Reputation: 1
I have a data frame like this:
temp_id | administ_div | municipality | combine |
---|---|---|---|
1 | Gunma | Maebashi | |
NaN | Gunma | Maebashi | CC |
NaN | Gunma | Maebashi | DD |
NaN | Gunma | Maebashi | EE |
2 | Gunma | Kiryu | AA |
How do I group by administ_div
, municipality
to this (temp_id must be not NaN):
temp_id | administ_div | municipality | combine |
---|---|---|---|
1 | Gunma | Maebashi | [CC,DD,EE] |
2 | Gunma | Kiryu | AA |
Upvotes: 0
Views: 492
Reputation: 13242
out = (df.assign(temp_id=df.temp_id.ffill())
.groupby(['temp_id', 'administ_div', 'municipality'], as_index=False)['combine']

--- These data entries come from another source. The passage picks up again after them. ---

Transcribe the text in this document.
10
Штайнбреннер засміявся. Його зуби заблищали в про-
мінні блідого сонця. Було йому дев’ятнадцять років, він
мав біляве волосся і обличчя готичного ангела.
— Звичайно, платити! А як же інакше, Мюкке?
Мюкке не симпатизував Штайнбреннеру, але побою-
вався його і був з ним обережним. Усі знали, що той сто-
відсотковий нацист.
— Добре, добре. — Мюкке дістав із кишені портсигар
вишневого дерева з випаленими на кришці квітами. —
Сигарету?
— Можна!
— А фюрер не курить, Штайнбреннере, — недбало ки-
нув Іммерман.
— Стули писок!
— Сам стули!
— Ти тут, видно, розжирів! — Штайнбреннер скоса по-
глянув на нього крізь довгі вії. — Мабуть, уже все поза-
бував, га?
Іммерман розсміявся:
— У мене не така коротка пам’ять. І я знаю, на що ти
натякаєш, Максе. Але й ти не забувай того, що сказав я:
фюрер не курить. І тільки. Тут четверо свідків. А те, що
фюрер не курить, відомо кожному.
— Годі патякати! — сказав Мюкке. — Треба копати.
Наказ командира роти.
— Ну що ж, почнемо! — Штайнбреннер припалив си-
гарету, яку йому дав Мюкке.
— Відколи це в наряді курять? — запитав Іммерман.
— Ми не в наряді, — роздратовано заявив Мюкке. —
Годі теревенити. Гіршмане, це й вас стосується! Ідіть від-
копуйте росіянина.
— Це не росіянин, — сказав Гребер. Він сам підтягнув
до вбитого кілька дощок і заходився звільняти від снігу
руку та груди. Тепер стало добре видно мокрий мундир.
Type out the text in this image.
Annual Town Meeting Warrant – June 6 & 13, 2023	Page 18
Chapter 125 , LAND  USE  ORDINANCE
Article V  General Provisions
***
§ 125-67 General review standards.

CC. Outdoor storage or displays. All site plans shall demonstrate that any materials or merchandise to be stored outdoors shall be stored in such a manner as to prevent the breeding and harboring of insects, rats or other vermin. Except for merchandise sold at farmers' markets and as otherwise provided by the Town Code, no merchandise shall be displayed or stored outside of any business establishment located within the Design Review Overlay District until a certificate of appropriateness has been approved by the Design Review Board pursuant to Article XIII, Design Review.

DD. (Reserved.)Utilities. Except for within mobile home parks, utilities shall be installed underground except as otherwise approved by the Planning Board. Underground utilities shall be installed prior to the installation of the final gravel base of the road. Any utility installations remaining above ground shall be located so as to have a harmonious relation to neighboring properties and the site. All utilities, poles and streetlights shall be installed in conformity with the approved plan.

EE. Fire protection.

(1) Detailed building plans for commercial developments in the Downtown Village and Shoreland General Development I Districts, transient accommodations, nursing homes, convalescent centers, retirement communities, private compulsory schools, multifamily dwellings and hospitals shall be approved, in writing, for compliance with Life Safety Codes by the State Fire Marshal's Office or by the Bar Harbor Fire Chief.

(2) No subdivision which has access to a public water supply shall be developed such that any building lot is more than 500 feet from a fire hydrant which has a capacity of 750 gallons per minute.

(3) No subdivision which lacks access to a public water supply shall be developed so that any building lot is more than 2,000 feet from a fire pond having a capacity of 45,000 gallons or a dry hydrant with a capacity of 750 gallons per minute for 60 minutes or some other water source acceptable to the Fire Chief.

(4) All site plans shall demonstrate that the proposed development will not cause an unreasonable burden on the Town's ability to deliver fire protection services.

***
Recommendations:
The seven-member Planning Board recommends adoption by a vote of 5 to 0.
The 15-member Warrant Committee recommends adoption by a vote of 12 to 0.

.agg(lambda x: x.dropna().tolist()))
print(out)
Output:
temp_id administ_div municipality combine
0 1.0 Gunma Maebashi [CC, DD, EE]
1 2.0 Gunma Kiryu [AA]
Upvotes: 0
Reputation: 260455
You can use a custom groupby.agg
with help of ffill
:
# aggregate all columns with first value
agg_funcs = {c: 'first' for c in df}
# except "combine" as list of non-null values
agg_funcs['combine'] = lambda l: [x for x in l if x]
# group by filled values and aggregate
out = (df
.groupby(df['temp_id'].ffill(), as_index=False)
.agg(agg_funcs)
)
output:
temp_id administ_div municipality combine
0 1.0 Gunma Maebashi [CC, DD, EE]
1 2.0 Gunma Kiryu [AA]
Upvotes: 2
Reputation: 527
try:
df['temp_id'] = df['temp_id'].ffill()
df1 = df.groupby(['temp_id', 'administ_div', 'municipality'])['combine'].apply(lambda x: [i for i in x if not pd.isna(i)][0] if len(x)==1 else [i for i in x if not pd.isna(i)]).reset_index()
df1
temp_id administ_div municipality combine
0 1.0 Gunma Maebashi [CC, DD, EE]
1 2.0 Gunma Kiryu AA
Upvotes: 0